This one is finally out!
We introduce g-distance, a measure we derive with Set Theory that assesses model adequacy by comparing the range of behaviours exhibited by models to that of humans. #computationalmodeling
#cognitivescience
g-distance comprises of two easily interpretable dimensions: accommodation (α), the proportion of observed human behaviours that the model can produce, and excess flexibility (β), the proportion of unobserved behavioural patterns that the model produces.
To determine the range of a model's behaviour, we use parameter-space partitioning (PSP), a sophisticated MCMC. This method explores the model's parameter space to discover all the distinct patterns of behaviour it can generate. It slices up model behaviour into distinct ordinal behaviours.
We applied g-distance to five models of the inverse base-rate effect (IBRE), an irrational learning phenomenon. These models included exemplar-based attentional models of learning, simpler neural networks, ones with competitive gating or rapid attentional shifts, and dissimilarity context models.
Our analysis revealed that two models, a neural network with rapid attention shifts and a dissimilarity generalised context mode, outperformed the previous market-leader EXIT, based on g-distance. An outcome that holds for a wide array of beliefs about the relative importance of alpha and beta.
Interestingly, we found that some models could accommodate human behaviours in ways that were not intuitively obvious, highlighting the importance of formally expressing psychological theories and systematically exploring their capabilities
We also compared g-distance with the Bayesian information criterion (BIC). Strikingly, BIC misidentified a known-poor model as the best. Unlike g, BIC is agnostic to the qualitative change in model’s performance and cannot communicate or capture this interplay between flexibility and accommodation.
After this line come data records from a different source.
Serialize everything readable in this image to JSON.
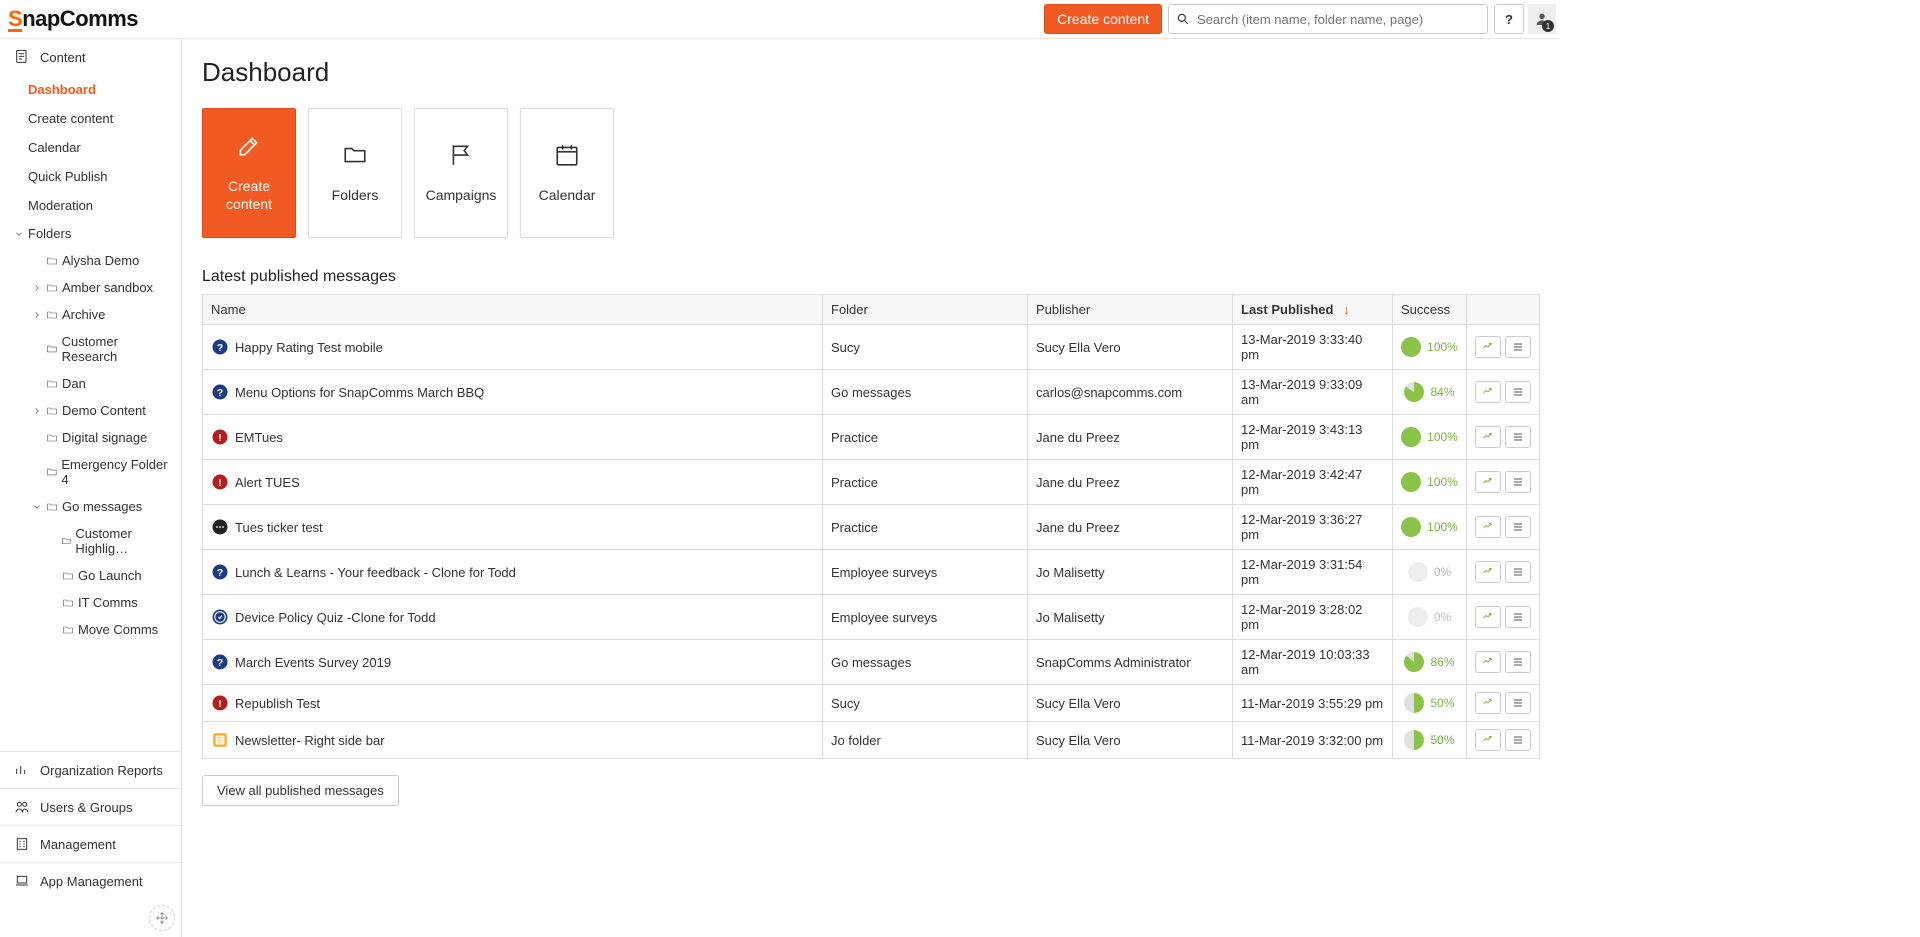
{
  "brand": {
    "first": "S",
    "rest": "napComms"
  },
  "header": {
    "create_content": "Create content",
    "search_placeholder": "Search (item name, folder name, page)",
    "help_label": "?",
    "user_badge": "1"
  },
  "sidebar": {
    "content_label": "Content",
    "nav": [
      {
        "label": "Dashboard",
        "active": true
      },
      {
        "label": "Create content"
      },
      {
        "label": "Calendar"
      },
      {
        "label": "Quick Publish"
      },
      {
        "label": "Moderation"
      }
    ],
    "folders_label": "Folders",
    "folder_tree": [
      {
        "label": "Alysha Demo",
        "indent": 1,
        "expandable": false
      },
      {
        "label": "Amber sandbox",
        "indent": 1,
        "expandable": true
      },
      {
        "label": "Archive",
        "indent": 1,
        "expandable": true
      },
      {
        "label": "Customer Research",
        "indent": 1,
        "expandable": false
      },
      {
        "label": "Dan",
        "indent": 1,
        "expandable": false
      },
      {
        "label": "Demo Content",
        "indent": 1,
        "expandable": true
      },
      {
        "label": "Digital signage",
        "indent": 1,
        "expandable": false
      },
      {
        "label": "Emergency Folder 4",
        "indent": 1,
        "expandable": false
      },
      {
        "label": "Go messages",
        "indent": 1,
        "expandable": true,
        "expanded": true
      },
      {
        "label": "Customer Highlig…",
        "indent": 2,
        "expandable": false
      },
      {
        "label": "Go Launch",
        "indent": 2,
        "expandable": false
      },
      {
        "label": "IT Comms",
        "indent": 2,
        "expandable": false
      },
      {
        "label": "Move Comms",
        "indent": 2,
        "expandable": false
      }
    ],
    "bottom": [
      {
        "label": "Organization Reports",
        "icon": "bars"
      },
      {
        "label": "Users & Groups",
        "icon": "users"
      },
      {
        "label": "Management",
        "icon": "building"
      },
      {
        "label": "App Management",
        "icon": "laptop"
      }
    ]
  },
  "page": {
    "title": "Dashboard",
    "tiles": [
      {
        "label": "Create content",
        "icon": "edit",
        "orange": true
      },
      {
        "label": "Folders",
        "icon": "folder"
      },
      {
        "label": "Campaigns",
        "icon": "flag"
      },
      {
        "label": "Calendar",
        "icon": "calendar"
      }
    ],
    "section_title": "Latest published messages",
    "columns": {
      "name": "Name",
      "folder": "Folder",
      "publisher": "Publisher",
      "last_published": "Last Published",
      "success": "Success"
    },
    "rows": [
      {
        "icon": "question",
        "name": "Happy Rating Test mobile",
        "folder": "Sucy",
        "publisher": "Sucy Ella Vero",
        "last_published": "13-Mar-2019 3:33:40 pm",
        "success": 100
      },
      {
        "icon": "question",
        "name": "Menu Options for SnapComms March BBQ",
        "folder": "Go messages",
        "publisher": "carlos@snapcomms.com",
        "last_published": "13-Mar-2019 9:33:09 am",
        "success": 84
      },
      {
        "icon": "alert",
        "name": "EMTues",
        "folder": "Practice",
        "publisher": "Jane du Preez",
        "last_published": "12-Mar-2019 3:43:13 pm",
        "success": 100
      },
      {
        "icon": "alert",
        "name": "Alert TUES",
        "folder": "Practice",
        "publisher": "Jane du Preez",
        "last_published": "12-Mar-2019 3:42:47 pm",
        "success": 100
      },
      {
        "icon": "ticker",
        "name": "Tues ticker test",
        "folder": "Practice",
        "publisher": "Jane du Preez",
        "last_published": "12-Mar-2019 3:36:27 pm",
        "success": 100
      },
      {
        "icon": "question",
        "name": "Lunch & Learns - Your feedback - Clone for Todd",
        "folder": "Employee surveys",
        "publisher": "Jo Malisetty",
        "last_published": "12-Mar-2019 3:31:54 pm",
        "success": 0
      },
      {
        "icon": "quiz",
        "name": "Device Policy Quiz -Clone for Todd",
        "folder": "Employee surveys",
        "publisher": "Jo Malisetty",
        "last_published": "12-Mar-2019 3:28:02 pm",
        "success": 0
      },
      {
        "icon": "question",
        "name": "March Events Survey 2019",
        "folder": "Go messages",
        "publisher": "SnapComms Administrator",
        "last_published": "12-Mar-2019 10:03:33 am",
        "success": 86
      },
      {
        "icon": "alert",
        "name": "Republish Test",
        "folder": "Sucy",
        "publisher": "Sucy Ella Vero",
        "last_published": "11-Mar-2019 3:55:29 pm",
        "success": 50
      },
      {
        "icon": "newsletter",
        "name": "Newsletter- Right side bar",
        "folder": "Jo folder",
        "publisher": "Sucy Ella Vero",
        "last_published": "11-Mar-2019 3:32:00 pm",
        "success": 50
      }
    ],
    "view_all": "View all published messages"
  },
  "colors": {
    "orange": "#f15a22",
    "green": "#8bc34a"
  }
}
g-distance offers a novel framework for evaluating computational models by considering not just how well models produce observed behaviours, but how well they reject unobserved ones.
The framework encourages a shift in focus towards understanding the full behavioural repertoire of models and their alignment with the diversity observed in human behaviour, paving the way for more robust model evaluation and theory development.